TUNISIE
17/07/2019 12h:27 CET

Ce membre du conseil de la choura qualifie de "carnage" ce qui se passe au sein d'Ennahdha

"C’est la première fois au sein du parti qu’il y a une telle fracture” a affirmé Hatem Boulabiar

Le membre du conseil de la choura d’Ennahdha, Hatem Boulabiar, a affirmé, mercredi, qu’il existait une “vraie crise” à Ennahdha après la modification par Rached Ghannouchi de nombreuses têtes de liste en marge des prochaines élections législatives.

Invité sur les ondes de RTCI, le membre du conseil de la Choura a expliqué le fond du problème qui agite Ennahdha ces derniers jours.

Alors que 5000 militants du parti ont voté pour élire leurs 33 têtes de liste, son président, Rached Ghannouchi a choisi unilatéralement d’en modifier 30, ne respectant pas ainsi le vote des militants.

Pour Boulabiar, les statuts sont clairs: “Il n’a le droit de modifier que 10% du nombre total, soit 3 têtes de liste seulement, de façon très exceptionnelle!”.

“Ce qui s’est passé le 14 juillet 2019, c’est qu’au lieu de modifier 3 têtes de liste comme la loi le stipule, il en a modifié 30! Si c’était 4 ou 5 on aurait accepté, mais 30...” a-t-il affirmé.

Pour lui, les modifications opérées par le président d’Ennahdha ne sont pas démocratiques: “c’est une question d’attitude, on est démocrate ou on ne l’est pas. Il y a un courant démocrate au sein d’Ennahdha, et je considère que le 14 juillet, Rached Ghannouchi n’était pas démocrate” a-t-il fustigé avant de poursuivre:“Je respecte Rached Ghannouchi, je respecte tous les leaders du parti, mais les 5000 votants doivent avoir autant de respect que le président du parti. C’est ça être démocrate, c’est respecter chaque vote”

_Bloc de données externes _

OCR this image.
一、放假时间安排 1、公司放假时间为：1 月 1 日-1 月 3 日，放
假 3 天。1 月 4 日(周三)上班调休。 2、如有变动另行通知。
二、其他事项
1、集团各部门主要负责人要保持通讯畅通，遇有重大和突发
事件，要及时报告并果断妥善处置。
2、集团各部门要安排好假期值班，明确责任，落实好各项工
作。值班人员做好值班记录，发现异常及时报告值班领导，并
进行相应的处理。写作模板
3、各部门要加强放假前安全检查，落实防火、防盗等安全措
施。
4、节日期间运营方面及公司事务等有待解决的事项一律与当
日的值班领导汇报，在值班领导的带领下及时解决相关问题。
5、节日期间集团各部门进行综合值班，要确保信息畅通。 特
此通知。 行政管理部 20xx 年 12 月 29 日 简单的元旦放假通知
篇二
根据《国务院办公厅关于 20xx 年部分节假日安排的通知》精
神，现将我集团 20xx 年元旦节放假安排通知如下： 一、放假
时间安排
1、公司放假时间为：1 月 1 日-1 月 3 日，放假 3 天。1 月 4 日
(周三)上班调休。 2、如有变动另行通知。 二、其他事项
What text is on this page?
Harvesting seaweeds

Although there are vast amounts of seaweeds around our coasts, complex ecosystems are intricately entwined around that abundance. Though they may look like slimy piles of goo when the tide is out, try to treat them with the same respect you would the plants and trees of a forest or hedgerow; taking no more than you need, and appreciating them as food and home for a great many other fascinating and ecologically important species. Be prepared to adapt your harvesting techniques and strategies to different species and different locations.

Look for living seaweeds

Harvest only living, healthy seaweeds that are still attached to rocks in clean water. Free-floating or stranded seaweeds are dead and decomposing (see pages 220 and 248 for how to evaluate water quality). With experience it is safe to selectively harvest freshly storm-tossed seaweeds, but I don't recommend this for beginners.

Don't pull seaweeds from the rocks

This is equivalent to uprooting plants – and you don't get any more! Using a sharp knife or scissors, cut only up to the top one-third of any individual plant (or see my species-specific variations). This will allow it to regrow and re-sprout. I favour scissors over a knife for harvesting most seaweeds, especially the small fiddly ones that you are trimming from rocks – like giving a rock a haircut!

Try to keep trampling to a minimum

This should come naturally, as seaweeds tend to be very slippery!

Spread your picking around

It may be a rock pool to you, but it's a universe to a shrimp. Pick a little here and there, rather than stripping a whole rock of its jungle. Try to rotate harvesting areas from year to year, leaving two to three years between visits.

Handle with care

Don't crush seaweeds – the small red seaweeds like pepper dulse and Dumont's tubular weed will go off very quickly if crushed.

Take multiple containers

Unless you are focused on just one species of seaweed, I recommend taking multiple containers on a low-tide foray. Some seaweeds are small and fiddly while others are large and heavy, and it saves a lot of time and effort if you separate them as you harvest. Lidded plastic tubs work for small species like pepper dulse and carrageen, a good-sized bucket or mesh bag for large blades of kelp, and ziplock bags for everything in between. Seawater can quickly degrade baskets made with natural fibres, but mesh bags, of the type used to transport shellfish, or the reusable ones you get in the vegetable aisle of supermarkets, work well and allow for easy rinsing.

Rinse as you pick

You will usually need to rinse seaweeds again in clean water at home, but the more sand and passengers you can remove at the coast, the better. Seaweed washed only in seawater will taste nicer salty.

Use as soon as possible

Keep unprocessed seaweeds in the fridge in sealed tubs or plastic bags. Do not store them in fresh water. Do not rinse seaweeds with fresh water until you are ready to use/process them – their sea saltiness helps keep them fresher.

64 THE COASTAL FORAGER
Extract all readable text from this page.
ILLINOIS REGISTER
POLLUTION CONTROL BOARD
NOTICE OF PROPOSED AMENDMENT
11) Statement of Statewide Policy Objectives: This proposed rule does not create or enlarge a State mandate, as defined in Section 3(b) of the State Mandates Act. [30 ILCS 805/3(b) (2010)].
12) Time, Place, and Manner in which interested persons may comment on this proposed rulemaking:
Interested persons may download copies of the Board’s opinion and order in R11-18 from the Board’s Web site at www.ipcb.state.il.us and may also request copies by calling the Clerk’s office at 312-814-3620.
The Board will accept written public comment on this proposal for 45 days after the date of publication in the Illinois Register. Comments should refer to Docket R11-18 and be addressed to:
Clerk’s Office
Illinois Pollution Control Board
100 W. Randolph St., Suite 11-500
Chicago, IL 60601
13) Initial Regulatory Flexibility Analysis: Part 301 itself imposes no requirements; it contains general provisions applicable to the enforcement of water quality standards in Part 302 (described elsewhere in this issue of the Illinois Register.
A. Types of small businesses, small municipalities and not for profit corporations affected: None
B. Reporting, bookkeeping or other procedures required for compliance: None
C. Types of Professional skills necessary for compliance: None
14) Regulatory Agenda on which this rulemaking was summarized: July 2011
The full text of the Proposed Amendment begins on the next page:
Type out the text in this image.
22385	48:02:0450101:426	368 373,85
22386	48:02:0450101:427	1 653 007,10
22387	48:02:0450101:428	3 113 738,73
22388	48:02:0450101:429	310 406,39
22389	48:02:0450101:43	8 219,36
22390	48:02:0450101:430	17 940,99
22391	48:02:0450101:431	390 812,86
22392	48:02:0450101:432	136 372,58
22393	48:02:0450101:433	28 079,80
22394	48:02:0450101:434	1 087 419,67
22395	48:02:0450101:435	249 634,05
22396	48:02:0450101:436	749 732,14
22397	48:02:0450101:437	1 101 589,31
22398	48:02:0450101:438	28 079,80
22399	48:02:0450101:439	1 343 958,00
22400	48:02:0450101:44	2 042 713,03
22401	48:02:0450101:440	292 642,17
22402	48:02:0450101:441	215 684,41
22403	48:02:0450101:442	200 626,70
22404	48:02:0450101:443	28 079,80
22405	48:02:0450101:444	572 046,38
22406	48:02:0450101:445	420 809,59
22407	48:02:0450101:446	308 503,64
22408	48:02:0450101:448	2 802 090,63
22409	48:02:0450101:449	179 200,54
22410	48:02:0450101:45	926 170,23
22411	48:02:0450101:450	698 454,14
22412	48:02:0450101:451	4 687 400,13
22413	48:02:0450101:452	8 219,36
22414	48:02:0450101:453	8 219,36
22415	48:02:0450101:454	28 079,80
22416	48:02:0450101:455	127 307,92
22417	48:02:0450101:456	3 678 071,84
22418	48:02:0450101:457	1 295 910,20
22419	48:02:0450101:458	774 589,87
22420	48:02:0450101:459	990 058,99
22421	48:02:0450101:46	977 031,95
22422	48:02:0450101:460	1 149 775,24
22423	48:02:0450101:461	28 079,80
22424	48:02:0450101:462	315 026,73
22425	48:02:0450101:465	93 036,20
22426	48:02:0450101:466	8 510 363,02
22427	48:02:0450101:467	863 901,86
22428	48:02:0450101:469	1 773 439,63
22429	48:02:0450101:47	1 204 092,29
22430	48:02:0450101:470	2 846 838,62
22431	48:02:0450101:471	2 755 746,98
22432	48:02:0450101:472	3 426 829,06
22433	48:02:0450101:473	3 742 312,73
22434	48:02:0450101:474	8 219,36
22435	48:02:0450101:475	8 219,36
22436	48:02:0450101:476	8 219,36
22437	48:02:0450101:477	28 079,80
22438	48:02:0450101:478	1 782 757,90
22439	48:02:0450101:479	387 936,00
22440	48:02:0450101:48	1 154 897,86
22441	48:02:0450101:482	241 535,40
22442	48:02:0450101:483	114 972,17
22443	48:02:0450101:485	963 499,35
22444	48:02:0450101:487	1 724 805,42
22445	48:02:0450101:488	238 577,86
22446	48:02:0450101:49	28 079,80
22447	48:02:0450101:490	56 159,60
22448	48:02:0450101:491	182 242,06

Si la crise existe, Hatem Boulabiar qualifie les décisions de Ghannouchi “de carnage! (...) Quand on élimine Samir Dilou, Abdelatif El Mekki, Abdelhamid Jelassi, ou encore Mohamed Ben Salem (...) les gens qui en font Ennahdha, je peux parler de carnage”.

Face à cette situation, une session extraordinaire du conseil de la choura a été demandée par un tiers de ses membres. Celle-ci aura probablement lieu ce samedi. “J’espère que le bureau exécutif jouera le jeu et valide la tenue de ce conseil” précise-t-il.

Interrogé sur les intentions de Rached Ghannouchi de se présenter sur Tunis 1 lors des élections législatives, Hatem Boulabiar, confirme, même s’il est personnellement contre: “Je voudrai bien qu’il y ait une alternance générationnelle. Le pays composé à majorité de jeunes, ne peut pas être géré par des septuagénaires”.

“Béji Caid Essebsi a dit le 02 juillet qu’il terminera sa mission en décembre 2019. J’espère que Rached Ghannouchi fera pareil” a-t-il appelé espérant que Rached Ghannouchi “revienne à la raison”. “Il a tenté quelque chose. C’est la première fois au sein du parti qu’il y a une telle fracture” a-t-il décrit espérant une issue probable ce samedi.

Mardi, plusieurs dirigeants d’Ennahdha ont fustigé les modifications apportées par le président du parti sur les listes qui devront se présenter aux législatives. Parmi les principales personnes touchées, l’on retrouve des figures fortes du parti à l’instar de Samir Dilou, d’Abdelhamid Jelassi, de Mohamed Ben Salem ou encore d’Abdelatif El Mekki.